Al-Farghani - Alfraganus
Al-Farghani - Astronomer
Abu al-Abbas Ahmad ibn Muhammad ibn Kathir al-Farghani also known as Alfraganus in the West, was an astronomer in the Abbasid court in Baghdad, and one of the most famous astronomers in the 9th century. The lunar crater Alfraganus is named after him.
Al-Fargani was born in Fergana (798—861, in present Uzbekistan). He was involved in the calculation of the diameter of the Earth by the measurement of the meridian arc length, together with a team of scientists under the patronage of al-Mamun in Baghdad. Later he moved to Cairo, where he composed a treatise on the astrolabe around 856. There he also supervised the construction of the large Nilometer on the island of al-Rawda (in Old Cairo) in the year 861.
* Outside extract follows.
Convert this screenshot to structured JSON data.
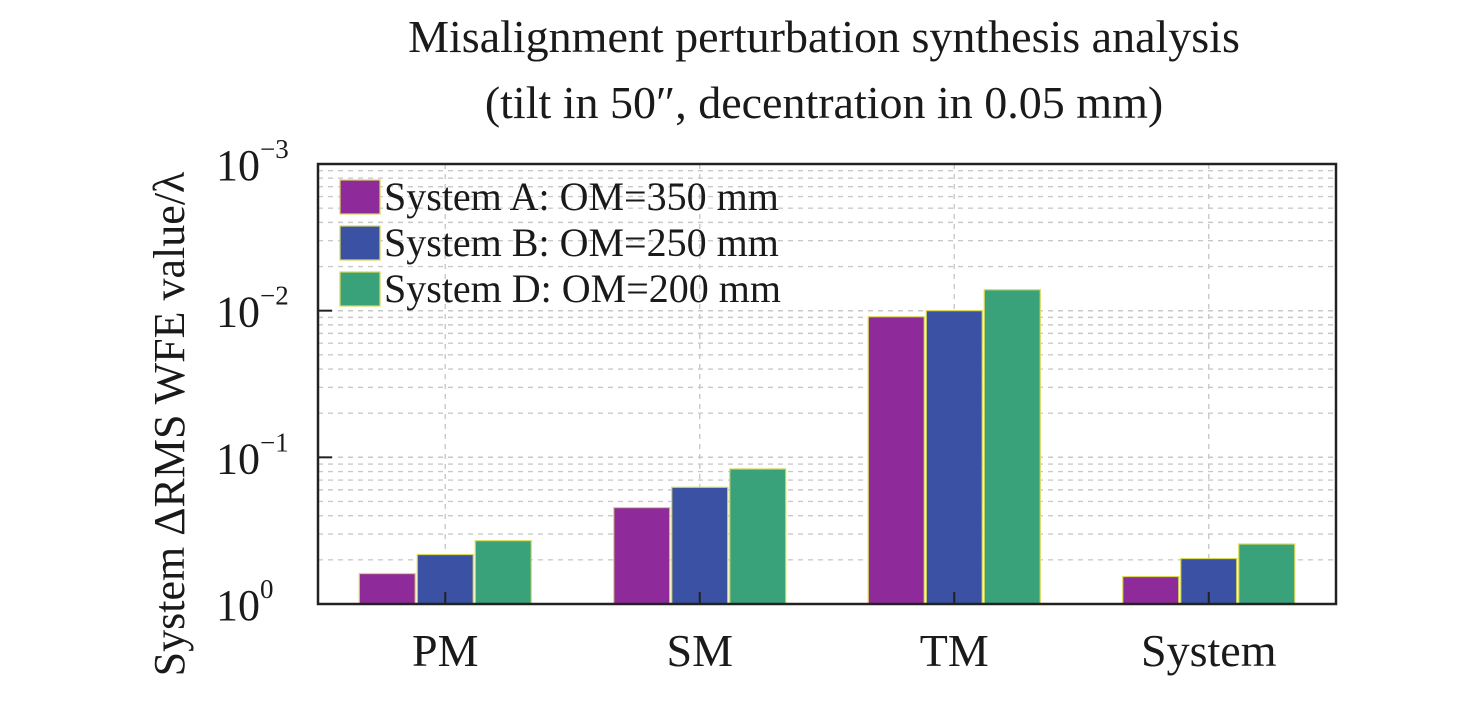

Al-Fergani textbook Kitab fi-Jawami Ilm al-Nujum (A Compendium of the Science of the Stars) or Elements of astronomy on the celestial motions, written about 833, was a competent descriptive summary of Ptolemy’s Almagest, while using the findings and revised values of earlier Islamic astronomers. It was translated into Latin in the 12th century and remained very popular in Europe until the time of Regiomontanus. Dante Alighieri’s knowledge of Ptolemaic astronomy, which is evident in his Divina Commedia as well as other works such as the Convivio, seems to have been drawn from his reading of Alfraganus. In the 17th century, the Dutch orientalist Jacob Golius published the Arabic text based on a manuscript he had acquired in the Near East, with a new Latin translation and extensive notes.